Likewise, feel free to dip and serve with a sauce such as tzatziki and tahini* sauces. Hummus also pairs great with the falafel recipe!
*To make a quick tahini sauce, simply whisk 2 Tbsp tahini, the juice from 1/2 lemon, and a pinch of garlic powder and cumin until combined. Thin with water to reach desired consistency and season with salt and pepper to taste.
2. Falafel Pita Wraps
Falafel is commonly prepared into a pita sandwich or wrap, making it the perfect handheld lunch and grab-n-go option.
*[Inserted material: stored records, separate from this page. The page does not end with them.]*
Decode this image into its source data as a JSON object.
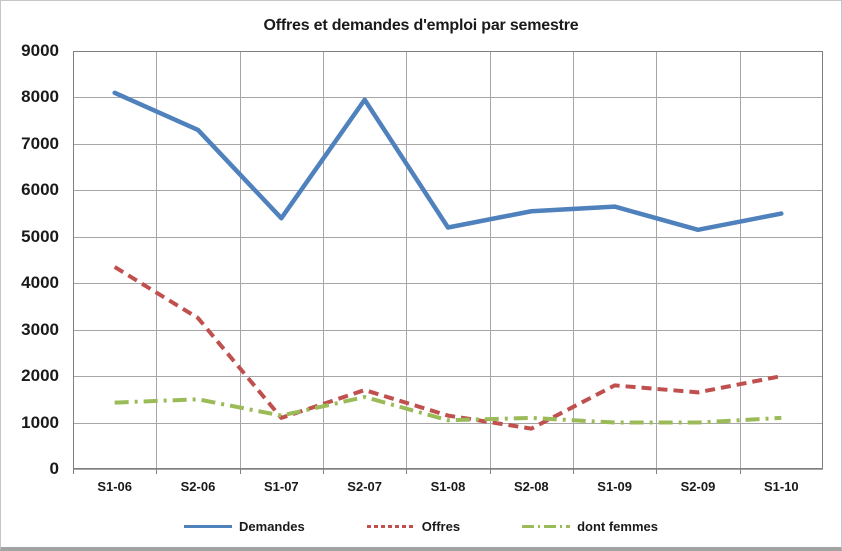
{
  "chart_data": {
    "type": "line",
    "title": "Offres et demandes d'emploi par semestre",
    "categories": [
      "S1-06",
      "S2-06",
      "S1-07",
      "S2-07",
      "S1-08",
      "S2-08",
      "S1-09",
      "S2-09",
      "S1-10"
    ],
    "series": [
      {
        "name": "Demandes",
        "color": "#4F81BD",
        "line_style": "solid",
        "values": [
          8100,
          7300,
          5400,
          7950,
          5200,
          5550,
          5650,
          5150,
          5500
        ]
      },
      {
        "name": "Offres",
        "color": "#C0504D",
        "line_style": "dashed",
        "values": [
          4350,
          3250,
          1100,
          1700,
          1150,
          870,
          1800,
          1650,
          2000
        ]
      },
      {
        "name": "dont femmes",
        "color": "#9BBB59",
        "line_style": "dash-dot",
        "values": [
          1430,
          1500,
          1150,
          1550,
          1050,
          1100,
          1000,
          1000,
          1100
        ]
      }
    ],
    "xlabel": "",
    "ylabel": "",
    "ylim": [
      0,
      9000
    ],
    "y_tick_step": 1000,
    "y_tick_labels": [
      "0",
      "1000",
      "2000",
      "3000",
      "4000",
      "5000",
      "6000",
      "7000",
      "8000",
      "9000"
    ],
    "grid": true,
    "legend_position": "bottom"
  },
  "style": {
    "gridline_color": "#A6A6A6",
    "plot_border_color": "#808080",
    "text_color": "#1a1a1a",
    "background_color": "#FFFFFF"
  }
}
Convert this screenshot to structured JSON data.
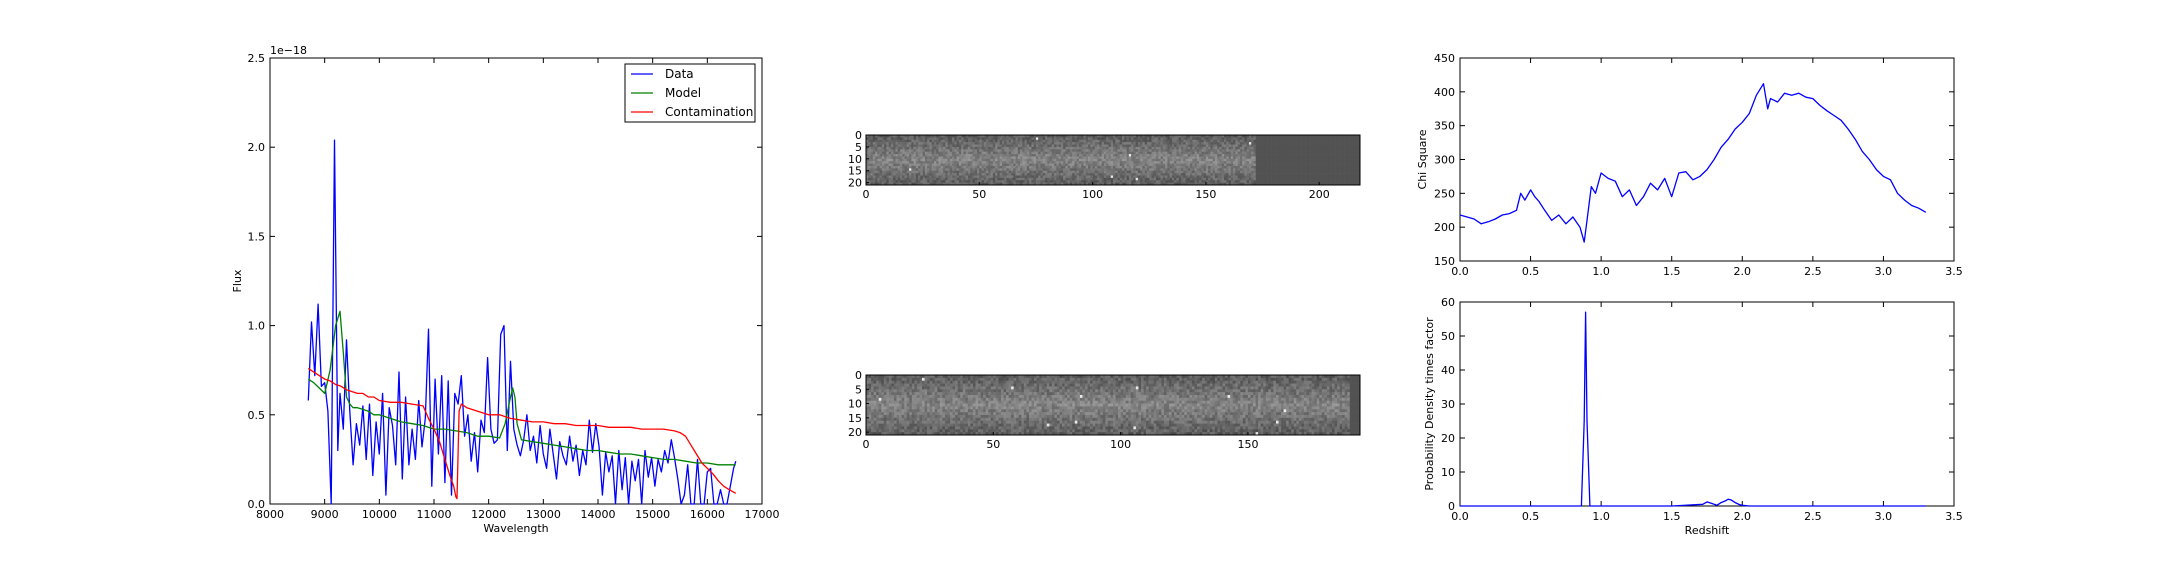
{
  "chart_data": [
    {
      "type": "line",
      "title": "",
      "xlabel": "Wavelength",
      "ylabel": "Flux",
      "yoffset_label": "1e−18",
      "xlim": [
        8000,
        17000
      ],
      "ylim": [
        0.0,
        2.5
      ],
      "xticks": [
        8000,
        9000,
        10000,
        11000,
        12000,
        13000,
        14000,
        15000,
        16000,
        17000
      ],
      "yticks": [
        0.0,
        0.5,
        1.0,
        1.5,
        2.0,
        2.5
      ],
      "ytick_labels": [
        "0.0",
        "0.5",
        "1.0",
        "1.5",
        "2.0",
        "2.5"
      ],
      "legend": {
        "position": "upper right"
      },
      "series": [
        {
          "name": "Data",
          "color": "#0000ff",
          "x": [
            8700,
            8760,
            8820,
            8880,
            8940,
            9000,
            9060,
            9120,
            9180,
            9240,
            9280,
            9340,
            9400,
            9460,
            9520,
            9580,
            9640,
            9700,
            9760,
            9820,
            9880,
            9940,
            10000,
            10060,
            10120,
            10180,
            10240,
            10300,
            10360,
            10420,
            10480,
            10540,
            10600,
            10660,
            10720,
            10780,
            10840,
            10900,
            10960,
            11020,
            11080,
            11140,
            11200,
            11260,
            11320,
            11380,
            11440,
            11500,
            11560,
            11620,
            11680,
            11740,
            11800,
            11860,
            11920,
            11980,
            12040,
            12100,
            12160,
            12220,
            12280,
            12340,
            12400,
            12460,
            12520,
            12580,
            12640,
            12700,
            12760,
            12820,
            12880,
            12940,
            13000,
            13060,
            13120,
            13180,
            13240,
            13300,
            13360,
            13420,
            13480,
            13540,
            13600,
            13660,
            13720,
            13780,
            13840,
            13900,
            13960,
            14020,
            14080,
            14140,
            14200,
            14260,
            14320,
            14380,
            14440,
            14500,
            14560,
            14620,
            14680,
            14740,
            14800,
            14860,
            14920,
            14980,
            15040,
            15100,
            15160,
            15220,
            15280,
            15340,
            15400,
            15460,
            15520,
            15580,
            15640,
            15700,
            15760,
            15820,
            15880,
            15940,
            16000,
            16060,
            16120,
            16180,
            16240,
            16300,
            16360,
            16420,
            16480,
            16520
          ],
          "y": [
            0.58,
            1.02,
            0.72,
            1.12,
            0.66,
            0.68,
            0.52,
            0.0,
            2.04,
            0.3,
            0.62,
            0.42,
            0.92,
            0.52,
            0.22,
            0.45,
            0.33,
            0.55,
            0.25,
            0.56,
            0.16,
            0.46,
            0.28,
            0.62,
            0.05,
            0.54,
            0.44,
            0.22,
            0.74,
            0.14,
            0.6,
            0.22,
            0.42,
            0.25,
            0.58,
            0.32,
            0.48,
            0.98,
            0.1,
            0.7,
            0.28,
            0.72,
            0.12,
            0.69,
            0.05,
            0.62,
            0.56,
            0.72,
            0.38,
            0.5,
            0.24,
            0.4,
            0.18,
            0.47,
            0.4,
            0.82,
            0.42,
            0.34,
            0.36,
            0.95,
            1.0,
            0.3,
            0.8,
            0.42,
            0.33,
            0.27,
            0.36,
            0.5,
            0.3,
            0.38,
            0.23,
            0.44,
            0.28,
            0.2,
            0.42,
            0.28,
            0.14,
            0.35,
            0.27,
            0.22,
            0.38,
            0.24,
            0.33,
            0.16,
            0.3,
            0.22,
            0.47,
            0.29,
            0.45,
            0.32,
            0.05,
            0.29,
            0.18,
            0.27,
            0.0,
            0.3,
            0.08,
            0.26,
            0.0,
            0.24,
            0.13,
            0.25,
            0.0,
            0.3,
            0.15,
            0.26,
            0.1,
            0.25,
            0.18,
            0.3,
            0.23,
            0.36,
            0.26,
            0.14,
            0.0,
            0.05,
            0.22,
            0.0,
            0.0,
            0.25,
            0.0,
            0.0,
            0.18,
            0.2,
            0.0,
            0.0,
            0.08,
            0.0,
            0.0,
            0.1,
            0.2,
            0.24
          ]
        },
        {
          "name": "Model",
          "color": "#008000",
          "x": [
            8700,
            8800,
            8900,
            9000,
            9100,
            9200,
            9280,
            9340,
            9400,
            9460,
            9520,
            9600,
            9700,
            9800,
            9900,
            10000,
            10200,
            10400,
            10600,
            10800,
            11000,
            11200,
            11400,
            11600,
            11800,
            12000,
            12200,
            12300,
            12400,
            12440,
            12480,
            12520,
            12600,
            12800,
            13000,
            13200,
            13400,
            13600,
            13800,
            14000,
            14200,
            14400,
            14600,
            14800,
            15000,
            15200,
            15400,
            15600,
            15800,
            16000,
            16200,
            16400,
            16520
          ],
          "y": [
            0.7,
            0.68,
            0.65,
            0.62,
            0.75,
            1.0,
            1.08,
            0.85,
            0.6,
            0.56,
            0.54,
            0.54,
            0.53,
            0.52,
            0.5,
            0.5,
            0.48,
            0.46,
            0.45,
            0.44,
            0.42,
            0.42,
            0.41,
            0.4,
            0.38,
            0.38,
            0.37,
            0.45,
            0.6,
            0.65,
            0.6,
            0.45,
            0.36,
            0.35,
            0.34,
            0.33,
            0.32,
            0.31,
            0.3,
            0.3,
            0.29,
            0.28,
            0.28,
            0.27,
            0.26,
            0.25,
            0.25,
            0.24,
            0.23,
            0.23,
            0.22,
            0.22,
            0.22
          ]
        },
        {
          "name": "Contamination",
          "color": "#ff0000",
          "x": [
            8700,
            8800,
            8900,
            9000,
            9100,
            9200,
            9300,
            9400,
            9500,
            9600,
            9700,
            9800,
            9900,
            10000,
            10200,
            10400,
            10600,
            10800,
            10900,
            11000,
            11100,
            11200,
            11300,
            11360,
            11400,
            11420,
            11460,
            11500,
            11600,
            11800,
            12000,
            12200,
            12400,
            12600,
            12800,
            13000,
            13200,
            13400,
            13600,
            13800,
            14000,
            14200,
            14400,
            14600,
            14800,
            15000,
            15200,
            15400,
            15500,
            15600,
            15700,
            15800,
            15900,
            16000,
            16100,
            16200,
            16300,
            16400,
            16520
          ],
          "y": [
            0.76,
            0.74,
            0.72,
            0.7,
            0.69,
            0.67,
            0.66,
            0.64,
            0.63,
            0.62,
            0.62,
            0.6,
            0.6,
            0.58,
            0.57,
            0.57,
            0.56,
            0.55,
            0.48,
            0.42,
            0.35,
            0.25,
            0.15,
            0.1,
            0.04,
            0.03,
            0.52,
            0.56,
            0.54,
            0.52,
            0.5,
            0.5,
            0.48,
            0.47,
            0.46,
            0.46,
            0.45,
            0.45,
            0.44,
            0.44,
            0.44,
            0.43,
            0.43,
            0.43,
            0.42,
            0.42,
            0.42,
            0.41,
            0.4,
            0.38,
            0.33,
            0.28,
            0.23,
            0.2,
            0.17,
            0.13,
            0.1,
            0.08,
            0.06
          ]
        }
      ]
    },
    {
      "type": "heatmap",
      "title": "",
      "xlim": [
        0,
        218
      ],
      "ylim": [
        21,
        0
      ],
      "xticks": [
        0,
        50,
        100,
        150,
        200
      ],
      "yticks": [
        0,
        5,
        10,
        15,
        20
      ],
      "colormap": "gray",
      "masked_from_x": 172
    },
    {
      "type": "heatmap",
      "title": "",
      "xlim": [
        0,
        194
      ],
      "ylim": [
        21,
        0
      ],
      "xticks": [
        0,
        50,
        100,
        150
      ],
      "yticks": [
        0,
        5,
        10,
        15,
        20
      ],
      "colormap": "gray",
      "masked_from_x": 190
    },
    {
      "type": "line",
      "title": "",
      "xlabel": "",
      "ylabel": "Chi Square",
      "xlim": [
        0.0,
        3.5
      ],
      "ylim": [
        150,
        450
      ],
      "xticks": [
        0.0,
        0.5,
        1.0,
        1.5,
        2.0,
        2.5,
        3.0,
        3.5
      ],
      "xtick_labels": [
        "0.0",
        "0.5",
        "1.0",
        "1.5",
        "2.0",
        "2.5",
        "3.0",
        "3.5"
      ],
      "yticks": [
        150,
        200,
        250,
        300,
        350,
        400,
        450
      ],
      "series": [
        {
          "color": "#0000ff",
          "x": [
            0.0,
            0.05,
            0.1,
            0.15,
            0.2,
            0.25,
            0.3,
            0.35,
            0.4,
            0.43,
            0.46,
            0.5,
            0.53,
            0.56,
            0.6,
            0.65,
            0.7,
            0.75,
            0.8,
            0.85,
            0.88,
            0.9,
            0.93,
            0.96,
            1.0,
            1.05,
            1.1,
            1.15,
            1.2,
            1.25,
            1.3,
            1.35,
            1.4,
            1.45,
            1.5,
            1.55,
            1.6,
            1.65,
            1.7,
            1.75,
            1.8,
            1.85,
            1.9,
            1.95,
            2.0,
            2.05,
            2.1,
            2.15,
            2.18,
            2.2,
            2.25,
            2.3,
            2.35,
            2.4,
            2.45,
            2.5,
            2.55,
            2.6,
            2.65,
            2.7,
            2.75,
            2.8,
            2.85,
            2.9,
            2.95,
            3.0,
            3.05,
            3.1,
            3.15,
            3.2,
            3.25,
            3.3
          ],
          "y": [
            218,
            215,
            212,
            205,
            208,
            212,
            218,
            220,
            225,
            250,
            240,
            255,
            245,
            238,
            225,
            210,
            218,
            205,
            215,
            200,
            178,
            210,
            260,
            250,
            280,
            272,
            268,
            245,
            255,
            232,
            245,
            265,
            255,
            272,
            245,
            280,
            282,
            270,
            275,
            285,
            300,
            318,
            330,
            345,
            355,
            368,
            395,
            412,
            375,
            390,
            385,
            398,
            395,
            398,
            392,
            390,
            380,
            372,
            365,
            358,
            345,
            330,
            312,
            300,
            285,
            275,
            270,
            250,
            240,
            232,
            228,
            222
          ]
        }
      ]
    },
    {
      "type": "line",
      "title": "",
      "xlabel": "Redshift",
      "ylabel": "Probability Density times factor",
      "xlim": [
        0.0,
        3.5
      ],
      "ylim": [
        0,
        60
      ],
      "xticks": [
        0.0,
        0.5,
        1.0,
        1.5,
        2.0,
        2.5,
        3.0,
        3.5
      ],
      "xtick_labels": [
        "0.0",
        "0.5",
        "1.0",
        "1.5",
        "2.0",
        "2.5",
        "3.0",
        "3.5"
      ],
      "yticks": [
        0,
        10,
        20,
        30,
        40,
        50,
        60
      ],
      "series": [
        {
          "color": "#0000ff",
          "x": [
            0.0,
            0.5,
            0.86,
            0.88,
            0.89,
            0.9,
            0.92,
            1.5,
            1.72,
            1.75,
            1.78,
            1.82,
            1.85,
            1.88,
            1.9,
            1.92,
            1.95,
            1.98,
            2.0,
            2.05,
            2.5,
            3.0,
            3.3
          ],
          "y": [
            0,
            0,
            0,
            25,
            57,
            25,
            0,
            0,
            0.5,
            1.2,
            0.8,
            0.2,
            1.0,
            1.5,
            2.0,
            1.8,
            1.0,
            0.4,
            0.2,
            0,
            0,
            0,
            0
          ]
        }
      ]
    }
  ]
}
Stuff falafel to pita bread with lettuce, tomato, cucumber, and other favorite veggies. Add feta cheese and tzatziki, tahini, or another sauce as desired.
3. Falafel Grain Bowls
Layer falafel with a favorite whole grain such as brown rice or orzo. For a low-carb option, swap out whole grain rice with riced cauliflower or even spiralized zucchini.
Bulk with veggies and dress with olive oil or other sauce like this sample falafel rice bowl:
• Brown rice
• Falafel
• Green olives
• Red onions
• Olive oil
• Lemon juice
• Parsley
4. Falafel Salads
Falafel makes a great addition to a salad, offering flavor and fullness factors to a bowlful of veggies.
Lightly drizzle with olive oil or another preferred dressing or sauce. Sprinkle with salt and pepper to taste, along with fresh herbs as desired.
5. Falafel Smorgasbord
Assemble a falafel smorgasbord to serve at a party or a unique dinner!
The smorgasbord can be as simple or creative as desired and may include:
• Citrus marinated shish kabobs
• Falafel
• Freshly sliced veggies, including cucumber and carrot
• Hummus
• Herb beef sirloin skewers
• Pita bread
• Pickled veggies such as beets and turnips
Overall, falafel can be enjoyed in many delicious ways so have fun experimenting with flavors!